Rotten but Not Forgotten: Cherished Corpses in William Faulkner's Short Story "A Rose for Emily" A streak of insanity seems to run through the once-distinguished Grierson family of William Faulkner's mythical town of Jefferson, Mississippi, within his short story "A Rose for Emily." Near the beginning of the story, a surviving,...
Rotten but Not Forgotten: Cherished Corpses in William Faulkner's Short Story "A Rose for Emily" A streak of insanity seems to run through the once-distinguished Grierson family of William Faulkner's mythical town of Jefferson, Mississippi, within his short story "A Rose for Emily." Near the beginning of the story, a surviving, never married Grierson daughter, Emily, is shown demonstrating her extreme reluctance, even three days after her overbearing father's death, to allow his body to be removed by authorities from the house: The day after his death.
Miss Emily met them at the door. She told them that her father was not dead. She did that for three days, with the ministers calling on her, and the doctors, trying to persuade her to let them dispose of the body. Just as they were about to resort to law and force, she broke down, and they buried her father quickly. We did not say she was crazy then. .We knew that with nothing left, she would have to cling to that which had robbed her. (p.
32) Later, Emily poisons her one-time Yankee suitor Homer Barron, whom the town had conjectured would marry her. After that, as readers learn only at the end, Emily keeps Homer's corpse locked away, decomposing, inside her own bedroom. Emily's reluctance to part with first her father's dead body, and then that of Homer Barron, springs from an understandable effort to control her surroundings and circumstances, as she could not do in the company of either of these men while he remained alive.
At the opening of Faulkner's "A Rose for Emily," the once-important Grierson family of Jefferson is fast dying out. The reclusive spinster daughter of the family, Emily, having just lost her father, is Jefferson's only surviving Grierson. When he was alive, Emily's father had refused to let Emily date young men. Having never married, then, Emily is now completely alone. Within the town of Jefferson itself, modernization is taking place all around Emily, even as Emily herself remains locked, year after year, inside her impenetrable home.
The town itself is, however, quite literally reinventing itself, thus rendering the Grierson mansion, and the town's memory of its current and past occupants, anachronistic. One day a Yankee named Homer Barron arrives to supervise all the construction going on around the Grierson mansion.
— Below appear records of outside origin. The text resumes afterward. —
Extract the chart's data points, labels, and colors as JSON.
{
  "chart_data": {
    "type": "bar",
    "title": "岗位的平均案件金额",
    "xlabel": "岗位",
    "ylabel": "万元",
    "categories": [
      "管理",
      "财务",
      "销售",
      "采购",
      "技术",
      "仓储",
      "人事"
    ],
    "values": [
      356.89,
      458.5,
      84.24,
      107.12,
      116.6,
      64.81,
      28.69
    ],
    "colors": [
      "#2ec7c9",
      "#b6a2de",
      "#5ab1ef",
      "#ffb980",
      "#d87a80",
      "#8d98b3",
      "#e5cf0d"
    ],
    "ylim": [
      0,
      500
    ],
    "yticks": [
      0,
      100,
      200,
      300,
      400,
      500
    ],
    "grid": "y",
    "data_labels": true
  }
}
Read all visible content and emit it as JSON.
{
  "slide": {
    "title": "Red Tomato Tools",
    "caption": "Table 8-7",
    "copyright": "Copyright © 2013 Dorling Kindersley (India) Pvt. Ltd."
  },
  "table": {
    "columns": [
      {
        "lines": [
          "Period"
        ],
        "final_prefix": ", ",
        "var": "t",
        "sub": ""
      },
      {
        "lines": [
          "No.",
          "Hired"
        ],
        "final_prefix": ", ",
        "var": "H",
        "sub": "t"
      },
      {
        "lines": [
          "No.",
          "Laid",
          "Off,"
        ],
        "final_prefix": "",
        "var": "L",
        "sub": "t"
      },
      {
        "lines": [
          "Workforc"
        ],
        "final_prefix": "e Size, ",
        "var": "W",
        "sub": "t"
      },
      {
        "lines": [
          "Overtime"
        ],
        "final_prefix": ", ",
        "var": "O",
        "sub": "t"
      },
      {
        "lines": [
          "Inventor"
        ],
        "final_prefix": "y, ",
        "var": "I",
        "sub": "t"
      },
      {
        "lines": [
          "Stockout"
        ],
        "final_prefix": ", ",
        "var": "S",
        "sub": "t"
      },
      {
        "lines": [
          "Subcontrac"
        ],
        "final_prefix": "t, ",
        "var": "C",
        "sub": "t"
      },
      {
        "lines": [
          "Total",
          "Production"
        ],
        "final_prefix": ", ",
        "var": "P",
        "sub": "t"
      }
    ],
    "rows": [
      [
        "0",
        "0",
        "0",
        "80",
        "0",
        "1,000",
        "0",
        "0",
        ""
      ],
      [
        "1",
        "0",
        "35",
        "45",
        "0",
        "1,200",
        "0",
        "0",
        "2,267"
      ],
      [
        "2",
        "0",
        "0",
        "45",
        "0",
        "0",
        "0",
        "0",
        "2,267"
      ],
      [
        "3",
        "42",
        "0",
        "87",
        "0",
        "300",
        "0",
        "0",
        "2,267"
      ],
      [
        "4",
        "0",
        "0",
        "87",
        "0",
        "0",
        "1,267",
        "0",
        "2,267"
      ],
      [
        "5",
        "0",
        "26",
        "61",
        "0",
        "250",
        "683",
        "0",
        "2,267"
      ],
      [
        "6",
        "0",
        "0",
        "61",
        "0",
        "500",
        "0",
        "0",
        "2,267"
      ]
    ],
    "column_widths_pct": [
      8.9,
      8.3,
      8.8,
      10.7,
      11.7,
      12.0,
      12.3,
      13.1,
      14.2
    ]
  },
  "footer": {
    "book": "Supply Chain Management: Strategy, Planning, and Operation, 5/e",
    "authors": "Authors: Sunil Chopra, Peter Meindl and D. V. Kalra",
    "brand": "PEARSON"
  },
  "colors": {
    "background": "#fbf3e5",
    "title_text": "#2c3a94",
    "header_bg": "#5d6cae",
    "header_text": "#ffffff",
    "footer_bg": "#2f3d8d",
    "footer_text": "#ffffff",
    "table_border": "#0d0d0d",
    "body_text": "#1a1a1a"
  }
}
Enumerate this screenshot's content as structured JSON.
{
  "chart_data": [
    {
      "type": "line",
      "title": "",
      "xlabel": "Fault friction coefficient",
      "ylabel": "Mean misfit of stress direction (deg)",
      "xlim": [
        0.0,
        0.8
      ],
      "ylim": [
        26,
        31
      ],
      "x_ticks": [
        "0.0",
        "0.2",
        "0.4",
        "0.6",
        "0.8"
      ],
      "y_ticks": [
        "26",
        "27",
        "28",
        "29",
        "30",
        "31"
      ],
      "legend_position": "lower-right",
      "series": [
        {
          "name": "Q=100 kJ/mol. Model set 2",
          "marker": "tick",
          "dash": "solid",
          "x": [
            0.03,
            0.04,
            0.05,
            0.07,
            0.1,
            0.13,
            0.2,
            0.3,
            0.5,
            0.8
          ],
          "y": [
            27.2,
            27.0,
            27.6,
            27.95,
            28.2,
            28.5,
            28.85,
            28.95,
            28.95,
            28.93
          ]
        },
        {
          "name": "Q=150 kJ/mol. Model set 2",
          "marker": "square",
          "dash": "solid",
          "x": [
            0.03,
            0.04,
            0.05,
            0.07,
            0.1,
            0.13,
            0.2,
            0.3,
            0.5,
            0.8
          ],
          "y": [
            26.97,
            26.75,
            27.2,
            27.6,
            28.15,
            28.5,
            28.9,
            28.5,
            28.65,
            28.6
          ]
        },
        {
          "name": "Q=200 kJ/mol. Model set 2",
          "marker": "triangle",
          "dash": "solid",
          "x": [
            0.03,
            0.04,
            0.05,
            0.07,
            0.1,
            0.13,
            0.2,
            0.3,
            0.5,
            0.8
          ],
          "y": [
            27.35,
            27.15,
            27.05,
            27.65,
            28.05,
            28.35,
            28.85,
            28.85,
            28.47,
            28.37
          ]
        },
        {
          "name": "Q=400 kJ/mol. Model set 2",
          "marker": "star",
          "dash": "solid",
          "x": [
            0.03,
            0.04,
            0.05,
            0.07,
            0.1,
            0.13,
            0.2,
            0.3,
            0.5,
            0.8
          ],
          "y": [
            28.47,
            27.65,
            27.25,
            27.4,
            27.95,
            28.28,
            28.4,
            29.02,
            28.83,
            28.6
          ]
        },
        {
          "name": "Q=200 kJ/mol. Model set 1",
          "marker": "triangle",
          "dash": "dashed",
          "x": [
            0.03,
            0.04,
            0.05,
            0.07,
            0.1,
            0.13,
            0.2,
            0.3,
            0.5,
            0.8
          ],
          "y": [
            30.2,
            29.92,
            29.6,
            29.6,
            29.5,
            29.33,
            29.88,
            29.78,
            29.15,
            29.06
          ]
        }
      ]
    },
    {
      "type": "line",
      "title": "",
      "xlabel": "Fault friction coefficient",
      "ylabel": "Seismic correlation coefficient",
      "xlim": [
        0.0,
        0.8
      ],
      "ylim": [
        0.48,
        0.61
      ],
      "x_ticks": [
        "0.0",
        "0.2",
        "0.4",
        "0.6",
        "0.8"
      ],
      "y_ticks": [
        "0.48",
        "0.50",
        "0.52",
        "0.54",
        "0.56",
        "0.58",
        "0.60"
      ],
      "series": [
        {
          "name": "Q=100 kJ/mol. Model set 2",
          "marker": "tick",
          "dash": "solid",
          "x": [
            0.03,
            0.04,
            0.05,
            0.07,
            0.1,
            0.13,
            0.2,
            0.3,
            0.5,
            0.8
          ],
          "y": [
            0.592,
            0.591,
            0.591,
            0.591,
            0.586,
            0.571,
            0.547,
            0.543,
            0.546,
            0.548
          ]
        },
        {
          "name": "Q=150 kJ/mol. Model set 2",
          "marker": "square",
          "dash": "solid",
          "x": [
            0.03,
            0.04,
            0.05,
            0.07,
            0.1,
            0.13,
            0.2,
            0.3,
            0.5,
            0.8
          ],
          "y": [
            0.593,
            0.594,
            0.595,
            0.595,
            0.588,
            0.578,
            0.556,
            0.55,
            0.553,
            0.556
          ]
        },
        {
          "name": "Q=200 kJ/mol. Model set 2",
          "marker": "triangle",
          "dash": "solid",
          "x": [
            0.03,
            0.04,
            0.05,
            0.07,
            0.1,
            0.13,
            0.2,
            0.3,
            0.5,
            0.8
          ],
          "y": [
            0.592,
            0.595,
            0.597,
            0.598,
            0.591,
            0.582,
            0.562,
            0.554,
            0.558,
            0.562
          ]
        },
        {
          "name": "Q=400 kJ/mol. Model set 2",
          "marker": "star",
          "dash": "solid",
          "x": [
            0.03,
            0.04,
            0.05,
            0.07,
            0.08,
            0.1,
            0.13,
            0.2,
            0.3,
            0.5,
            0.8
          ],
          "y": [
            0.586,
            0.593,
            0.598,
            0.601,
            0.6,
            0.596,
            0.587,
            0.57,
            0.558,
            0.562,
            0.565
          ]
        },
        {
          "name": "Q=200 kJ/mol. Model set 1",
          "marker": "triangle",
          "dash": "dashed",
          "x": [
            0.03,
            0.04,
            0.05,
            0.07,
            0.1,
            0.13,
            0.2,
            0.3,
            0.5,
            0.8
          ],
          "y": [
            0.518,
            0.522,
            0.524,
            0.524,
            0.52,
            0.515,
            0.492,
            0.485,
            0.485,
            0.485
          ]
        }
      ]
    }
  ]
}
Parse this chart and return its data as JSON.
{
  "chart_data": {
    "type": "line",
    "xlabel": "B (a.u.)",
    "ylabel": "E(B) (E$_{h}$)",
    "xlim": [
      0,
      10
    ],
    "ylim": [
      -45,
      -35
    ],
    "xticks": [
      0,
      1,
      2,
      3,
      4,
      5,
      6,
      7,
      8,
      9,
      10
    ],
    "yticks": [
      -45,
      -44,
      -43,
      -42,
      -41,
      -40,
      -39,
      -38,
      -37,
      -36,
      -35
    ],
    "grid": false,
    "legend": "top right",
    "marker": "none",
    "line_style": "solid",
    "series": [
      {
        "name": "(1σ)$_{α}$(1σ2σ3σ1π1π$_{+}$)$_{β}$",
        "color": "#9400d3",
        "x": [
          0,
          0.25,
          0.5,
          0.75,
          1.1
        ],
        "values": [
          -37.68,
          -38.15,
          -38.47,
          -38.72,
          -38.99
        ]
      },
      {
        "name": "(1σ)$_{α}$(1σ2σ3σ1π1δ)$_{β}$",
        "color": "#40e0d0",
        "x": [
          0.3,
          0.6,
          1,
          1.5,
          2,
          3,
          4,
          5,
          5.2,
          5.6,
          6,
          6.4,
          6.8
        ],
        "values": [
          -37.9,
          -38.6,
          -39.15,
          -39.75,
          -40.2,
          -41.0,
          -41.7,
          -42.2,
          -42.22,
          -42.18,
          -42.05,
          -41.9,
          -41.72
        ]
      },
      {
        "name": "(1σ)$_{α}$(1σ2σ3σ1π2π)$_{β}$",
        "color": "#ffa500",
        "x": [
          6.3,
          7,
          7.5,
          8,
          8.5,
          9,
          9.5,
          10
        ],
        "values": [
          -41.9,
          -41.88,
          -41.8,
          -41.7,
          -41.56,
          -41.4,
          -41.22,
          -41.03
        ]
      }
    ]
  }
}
Homer knocks on Emily's door, and soon they are seen going out together. But Homer departs from Jefferson at about the time relatives from Alabama come to visit Emily.
After that, people in Jefferson do see Homer return to the town and enter Emily's house, but after that Homer is never again seen. His whereabouts becomes a town mystery, as Emily herself has also become, over the years. The only trace of Homer (and no one knows, then, that it is in fact Homer's rotting body) is a mysterious odor coming from Emily's house.
As Judge Stephens one day asks a young man of the town, who wishes to confront Emily about the smell: "will you accuse a lady to her face of smelling bad?" (p. 31). When Emily herself dies years later, her relatives from Alabama return to clear out the Grierson mansion, accompanied now by the Jefferson sheriff. Inside they find, locked in the upstairs bedroom, Homer Barron's rotted corpse, and even a piece of Emily's own "iron gray hair" (p. 36) on the pillow next to Homer.
Perhaps, since Emily could not be assured of having Homer remain with her when alive, she has chosen instead to, at least physically, possess Homer's dead body, with which she has apparently slept, night after night, for years until her own death. In William Faulkner's "A Rose for Emily" the main character, Miss Emily Grierson, is not only extremely isolated throughout her life, but also apparently insane.
Myriad elements of the story, including the main character's continued isolation from others in the town, even after her overbearing father's death, make Emily Grierson an object of intense mystery and curiosity, to those who may only observe the outside of her house. However, Emily's well-known refusal to pay taxes in Jefferson, especially when she herself makes no contributions whatsoever to the town (as her forbears had once done) and her stubborn unwillingness to mingle with people of the town, also creates a lack of sympathy for Emily.